Karma rosso sangue by Jean-Christophe Grangé

Karma rosso sangue by Jean-Christophe Grangé

autore:Jean-Christophe Grangé [Grangé, Jean-Christophe]
La lingua: ita
Format: epub
editore: Garzanti
pubblicato: 2024-10-11T22:00:00+00:00


87.

Per semplificare le cose, presero una camera con due letti. Non per fare economia (Mersch non parlava mai di soldi, pagava tutto, dai biglietti d’aereo al soggiorno – indennità di missione?), ma semplicemente perché volevano restare accanto, uniti, in quello spaventoso tuffo nell’ignoto.

A dispetto dell’aspetto fatiscente, Nicole trovò il loro nido piuttosto accogliente. I letti, con le loro coperte arancione acceso, evocavano la camera di un bambino. Il ventilatore non dava l’idea di funzionare, ma forse era lì soltanto per ricordare l’epoca vittoriana. Mobili di compensato, manifesti turistici alle pareti: quel ridicolo sforzo decorativo era quasi commovente. I soprammobili, le lampade, la sedia, sembrava tutto finto, come una scenografia che non riesce a dare l’illusione del vero.

Nicole entrò nel bagno. Asciugamani macchiati, lavandino scheggiato, cabina doccia nascosta dietro una tenda di plastica tutta strappata, wc grigiastro. Gli scarafaggi dovevano essere un esercito e l’acqua calda un lusso inaccessibile.

Tutto era appiccicoso, umido, ammuffito. Calcutta puzzava di ascelle sudate e alito pesante. Molto bene, molto bene, si disse Nicole, nessun problema… come se quella pervasività del marciume la rassicurasse.

«Andiamo a cena?» propose Mersch.

Lungo Sudder Street, gli alberghi decrepiti si alternavano a negozi di souvenir che rimanevano aperti e illuminati anche di notte, esponendo le loro cianfrusaglie sulla terra battuta.

Alcuni stranieri vagavano nella fanghiglia illuminata da pozzanghere di luce. Nessuno di loro sembrava molto lucido: i visi coperti dai capelli lunghi, i corpi martoriati dalla droga, deambulavano simili a zombie alla ricerca dello sballo, come demoni affamati di carne umana.

Nicole era soddisfatta di essere lì, al capolinea. Quante volte aveva sentito gli hippy parlare dell’India come di un Eldorado, una Xanadu? Quante volte i capelloni dello square du Vert-Galant le avevano decantato le virtù dell’Oriente? Adesso ci era arrivata, vicino a quei ragazzi morenti, naufragati a qualche migliaio di chilometri di distanza.

Trovarono un piccolo ristorante che rispecchiava il colore locale: tavoli traballanti, pavimento di piastrelle scheggiate, pareti di cemento dipinto e, naturalmente, ondate di curry per mettervi appetito…

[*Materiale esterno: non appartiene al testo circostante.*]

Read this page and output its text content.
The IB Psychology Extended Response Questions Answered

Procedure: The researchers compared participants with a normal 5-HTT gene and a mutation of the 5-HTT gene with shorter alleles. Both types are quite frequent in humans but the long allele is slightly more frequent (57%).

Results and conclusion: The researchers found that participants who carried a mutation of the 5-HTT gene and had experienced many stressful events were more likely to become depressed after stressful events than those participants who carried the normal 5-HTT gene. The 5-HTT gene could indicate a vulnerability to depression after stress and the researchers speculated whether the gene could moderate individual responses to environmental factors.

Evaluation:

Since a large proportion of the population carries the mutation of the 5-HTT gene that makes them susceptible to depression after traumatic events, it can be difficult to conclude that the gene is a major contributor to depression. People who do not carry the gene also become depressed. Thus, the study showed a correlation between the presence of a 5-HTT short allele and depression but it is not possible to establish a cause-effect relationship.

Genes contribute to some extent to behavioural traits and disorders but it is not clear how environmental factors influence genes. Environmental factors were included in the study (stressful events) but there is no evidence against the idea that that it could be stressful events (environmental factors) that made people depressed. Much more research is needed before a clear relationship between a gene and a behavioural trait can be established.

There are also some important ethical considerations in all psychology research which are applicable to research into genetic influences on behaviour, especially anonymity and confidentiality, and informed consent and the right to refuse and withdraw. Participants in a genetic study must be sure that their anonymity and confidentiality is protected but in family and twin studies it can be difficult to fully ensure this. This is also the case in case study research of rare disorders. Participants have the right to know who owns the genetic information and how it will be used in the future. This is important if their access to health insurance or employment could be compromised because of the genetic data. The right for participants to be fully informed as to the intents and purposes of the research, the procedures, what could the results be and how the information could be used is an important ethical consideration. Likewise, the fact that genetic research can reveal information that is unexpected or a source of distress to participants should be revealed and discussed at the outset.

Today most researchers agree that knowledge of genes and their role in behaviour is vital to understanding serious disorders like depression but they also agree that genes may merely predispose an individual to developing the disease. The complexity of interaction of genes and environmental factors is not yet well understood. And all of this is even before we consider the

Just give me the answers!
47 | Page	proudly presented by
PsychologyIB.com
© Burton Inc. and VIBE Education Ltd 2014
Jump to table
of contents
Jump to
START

La luce era assicurata da lampadine che pendevano dal soffitto come teste d’aglio, i ventilatori giravano di sghimbescio, come ruote sbilenche e, quanto ai convitati, era meglio non guardarli. Uomini dal viso nero, senza vita né espressione, che mangiavano con una mano, affondando due dita nel piatto.

Ordinarono alla cieca. Il menù era scritto in hindi o in bengalese, lettere magnifiche, affusolati arabeschi che ricordavano le miniature dei libri d’ore medievali.

Nicole conosceva le regole elementari di sopravvivenza a quelle latitudini. Non bere mai acqua non purificata, a cominciare da quella del rubinetto. Anche il cibo era da prendere con le pinze: molto speziato, avrebbe di certo provocato una diarrea incontenibile.

Ma Nicole moriva di fame e di sete e, nonostante questi avvertimenti, si gettò come Mersch sui piattini colorati e profumati che gli servirono. Assaporò il pollo grigliato rosso come un papavero. Si deliziò con le frittelle di formaggio, che dovevano visibilmente essere state intinte in una sorta di yogurt arricchito con lamelle di cipolla e cocomero. Una combinazione divina, che le andava giù come un nettare.